Janet Yellen, as the newly appointed Fed chair and first woman to ever hold the post, will make her first comments today before the House Financial Services Committee and then Thursday before the Senate Banking Committee.
She has addressed these committees before as vice chair for three years and as a leading economist for a long time, but now she faces a whole new spotlight as she steps into the shoes of Ben Bernanke.
What investors are anxious to find out is if Fed officials are going to hold fast to the message that the economy’s outlook is bright enough to withstand a slight pullback in their stimulus but that rates should stay low to fuel a shaky economy, according to Bloomberg.
Her first address is important, because it will also give them a clue as to where she stands on their concerns about the economy and the job market, turmoil in global markets and uncertainty about her direction at the Fed.

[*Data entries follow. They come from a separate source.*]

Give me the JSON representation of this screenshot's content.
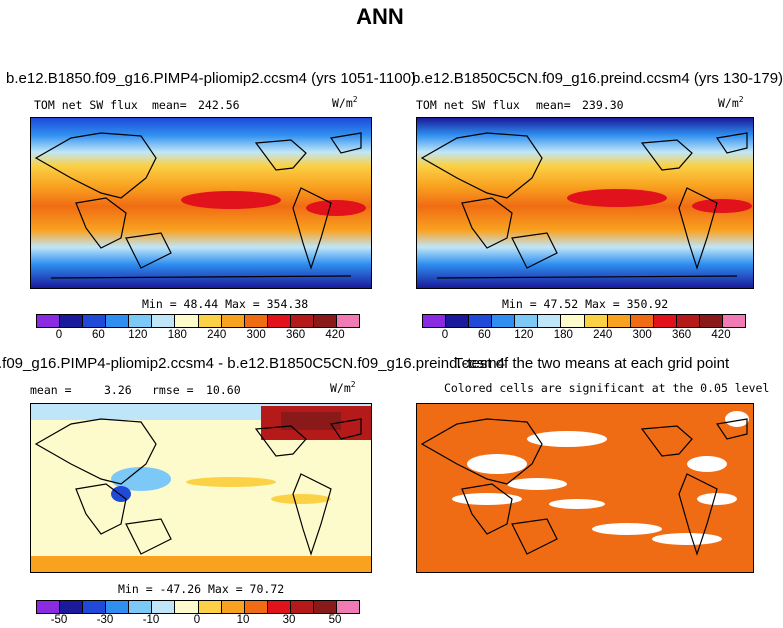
{
  "page": {
    "title": "ANN"
  },
  "colors": {
    "ocean_orange": "#f06c14",
    "scale": [
      "#8a2be2",
      "#1a1a9a",
      "#1f4ad8",
      "#2f8ff0",
      "#7cc8f6",
      "#bfe6f8",
      "#fdfbcc",
      "#fbd146",
      "#f9a220",
      "#f06c14",
      "#e1121b",
      "#b41a1a",
      "#8a1a1a",
      "#f07ab4"
    ],
    "diff_scale": [
      "#8a2be2",
      "#1a1a9a",
      "#1f4ad8",
      "#2f8ff0",
      "#7cc8f6",
      "#bfe6f8",
      "#fdfbcc",
      "#fbd146",
      "#f9a220",
      "#f06c14",
      "#e1121b",
      "#b41a1a",
      "#8a1a1a",
      "#f07ab4"
    ]
  },
  "chart_data": [
    {
      "type": "heatmap",
      "title": "b.e12.B1850.f09_g16.PIMP4-pliomip2.ccsm4 (yrs 1051-1100)",
      "variable": "TOM net SW flux",
      "mean_label": "mean=",
      "mean": "242.56",
      "units": "W/m",
      "units_sup": "2",
      "stats": "Min =  48.44 Max = 354.38",
      "colorbar_ticks": [
        "0",
        "60",
        "120",
        "180",
        "240",
        "300",
        "360",
        "420"
      ]
    },
    {
      "type": "heatmap",
      "title": "b.e12.B1850C5CN.f09_g16.preind.ccsm4 (yrs 130-179)",
      "variable": "TOM net SW flux",
      "mean_label": "mean=",
      "mean": "239.30",
      "units": "W/m",
      "units_sup": "2",
      "stats": "Min =  47.52 Max = 350.92",
      "colorbar_ticks": [
        "0",
        "60",
        "120",
        "180",
        "240",
        "300",
        "360",
        "420"
      ]
    },
    {
      "type": "heatmap",
      "title": ".f09_g16.PIMP4-pliomip2.ccsm4 - b.e12.B1850C5CN.f09_g16.preind.ccsm4",
      "mean_label": "mean =",
      "mean": "3.26",
      "rmse_label": "rmse =",
      "rmse": "10.60",
      "units": "W/m",
      "units_sup": "2",
      "stats": "Min = -47.26 Max =  70.72",
      "colorbar_ticks": [
        "-50",
        "-30",
        "-10",
        "0",
        "10",
        "30",
        "50"
      ]
    },
    {
      "type": "heatmap",
      "title": "T-test of the two means at each grid point",
      "subtitle": "Colored cells are significant at the 0.05 level"
    }
  ]
}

She has already stated that she wants the U.S. central bank to be known as a champion of Main Street, but does she have what it takes to see it through?
“A new Fed chair’s first testimony is always a testing period,” said Diane Swonk, chief economist at Mesirow Financial.
Yellen will most likely address many issues, including payroll and her likely intention to continue with the strategy to trim bond buying by $10billion, even though last month employer’s added only 113,000 jobs instead of the anticipated 180,000.
“While the last couple of payroll readings have been disappointing, we do not expect this to change the currentcourse of asset-purchase tapering,” Joseph Lavorgna, chief U.S. economist at Deutsche Bank Securities Inc. and a former New York Fed economist, said. “We view the recent payroll weakness as temporary and likely to reverse.”
She will also probably back further away from the The Federal Open Market Committee’s December statement that they probably won’t raise the federal funds rate until “well past the time” the jobless rate falls below 6.5 percent. It is reported that most panel members didn’t favor moving the threshold.
It is also likely that she will announce her intention to continue Bernanke’s policy of holding the main rate near zero and gradually tapering monthly bond purchases.
As groundbreaking as her first address is, there is sure to be relentless scrutiny and pleas from both sides of the aisle for the direction which the Fed should now take. Republican lawmakers will most likely try to persuade Yellen to ease up on the incessant regulation of financial institutions and to “be more aggressive in reversing” record stimulus, said David M. Jones, president of DMJ Advisors LLC, a Denver-based economic consulting firm, and a former Fed economist.
On the other hand, Democratic lawmakers are sure to plea for Yellen’s help to over income inequality and persistent joblessness, Jones said.
Sen. Sherrod Brown, Democrat from Ohio who spoke with her at length during the confirmation process said of her recently, “She understands — people that are sober-minded about this understand — that income inequality is bad for the wealthy, too. It’s bad for a long-term growing economy. She’ll be a Fed chair that gets out and sees the real economy more and talks to people.”
These are just a few of the expected inquiries and responses that Janet Yellen will face right away in the beginnings of her term as Fed Chair, and she will likely have a hard time hearing pleas from every direction and playing it right down the middle with Fed policy, but whether or not she will be able to handle it remains to be seen.